You hope Ryan continues to strip away benefits from veterans?
Posted on 12/27/16 at 7:15 am to WhiskeyPapa
quote:
You hope Ryan continues to strip away benefits from veterans?
Nothing is going to get stripped its political suicide. Its what republicans do when in charge, head right for the sun.
Posted on 12/27/16 at 7:15 am to WhiskeyPapa
DM's always good for a laugh. Even funnier if you've worked on a Division-level or higher staff.
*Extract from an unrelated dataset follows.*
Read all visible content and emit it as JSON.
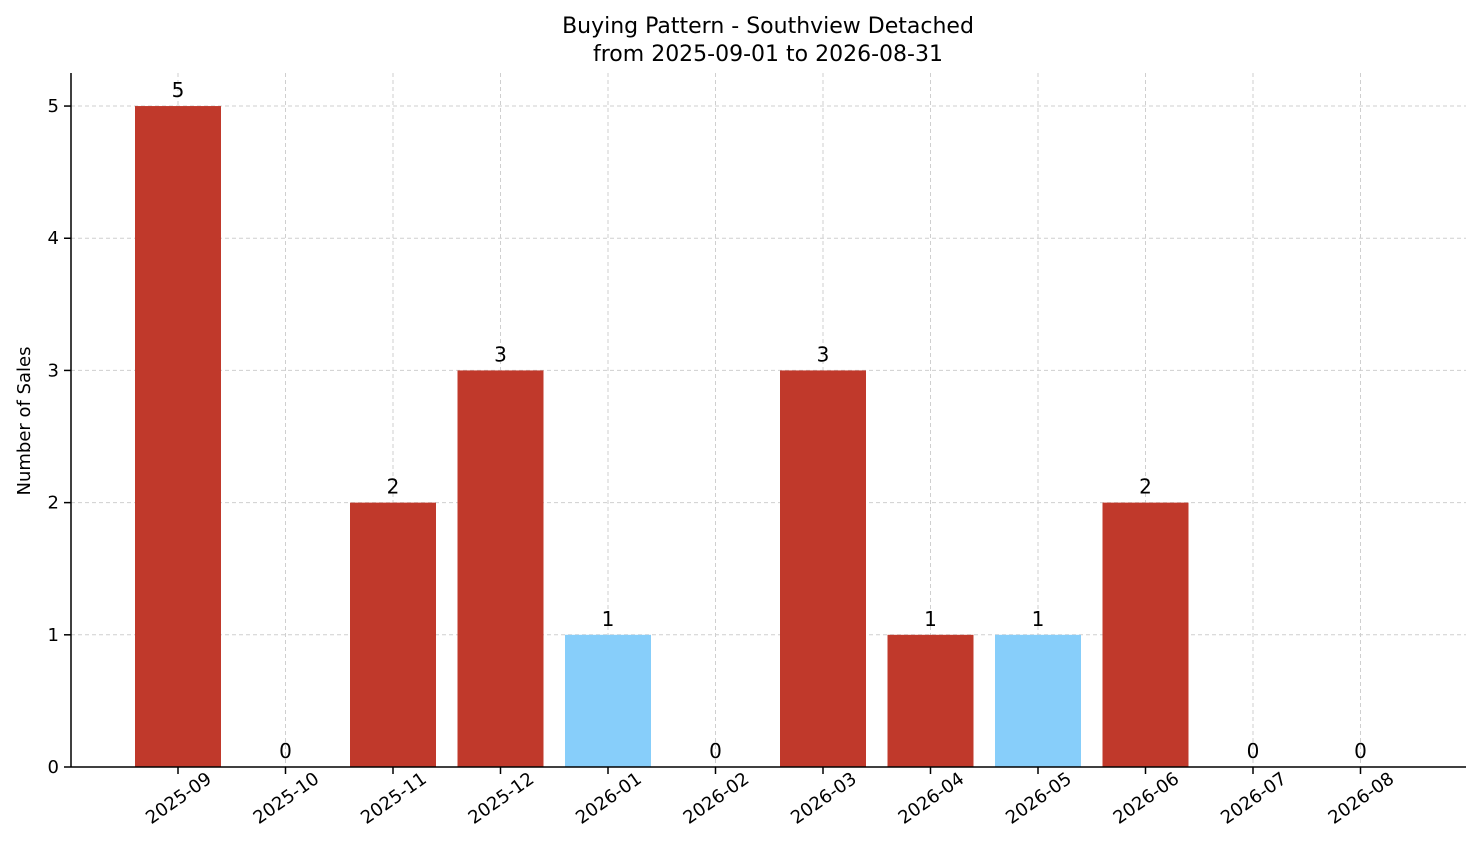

Posted on 12/27/16 at 7:26 am to WhiskeyPapa
Holy shite veterans get a 120k pension?? No wonder were broke
Posted on 12/27/16 at 7:31 am to el Gaucho
quote:
Holy shite veterans get a 120k pension?? No wonder were broke
Your Trolling is still really sad, pathetic, horrible, etc... Powder.
Posted on 12/27/16 at 7:38 am to WhiskeyPapa
Couple things:
Trumps infrastructure plan spends 500B - 1T over that same period.
That being said, this article is why we're never going to cut jack shite out of the budget. Because any time you touch anything its a shite fest of teeth gnashing. Its either think about the chirren, or soldiers, or grey spotted horny toad.
Spending cuts are not going to be fun.
quote:
Ryan’s budget seeks to save $6B over the next 10 years – equivalent to less than six-tenths of one percent of projected federal spending over that period
Trumps infrastructure plan spends 500B - 1T over that same period.
That being said, this article is why we're never going to cut jack shite out of the budget. Because any time you touch anything its a shite fest of teeth gnashing. Its either think about the chirren, or soldiers, or grey spotted horny toad.
Spending cuts are not going to be fun.
This post was edited on 12/27/16 at 7:53 am
Posted on 12/27/16 at 8:05 am to Centinel
quote:
DM's always good for a laugh. Even funnier if you've worked on a Division-level or higher staff.
Posted on 12/27/16 at 8:07 am to WhiskeyPapa
Needs more quad charts.
Posted on 12/27/16 at 8:52 am to WhiskeyPapa
quote:Details? Timeframe? Year of planned enactment?
reduced vested veteran pensions by an average of $84,000 to $120,000
This reads a whole lot like "Congress is increasing benefits 5%, which translates to a "cut" of .........."
As FedGov pay increases are referred to as "cuts" in this manner all the time, I'll hold commentary until details are forthcoming.
Posted on 12/27/16 at 8:58 am to WhiskeyPapa
Good. Pensions need to be cut. You shouldn't be able to draw a military pension until you're at least 55 and probably more like 60. No more retiring at 38 and getting a pension for more than twice as long as you were in the military.
Signed,
A former infantry officer and Iraq War vet
Signed,
A former infantry officer and Iraq War vet
Posted on 12/27/16 at 9:02 am to WhiskeyPapa
Benefit reform for military is desperately needed to maintain current troop levels. A massive pension, health care for life, affirmative action on steroids for obtaining a federal job. Post 9/11 GI bill pays for all of your tuition even if you sat in DC for four years and got out.
Posted on 12/27/16 at 9:08 am to AUbused
quote:
Trumps infrastructure plan spends 500B - 1T over that same period.
That being said, this article is why we're never going to cut jack shite out of the budget. Because any time you touch anything its a shite fest of teeth gnashing. Its either think about the chirren, or soldiers, or grey spotted horny toad.
Spending cuts are not going to be fun.
The GOP has the tiller...it is a lot harder to steer the damn boat than it is to complain about how the boat is being steered!!!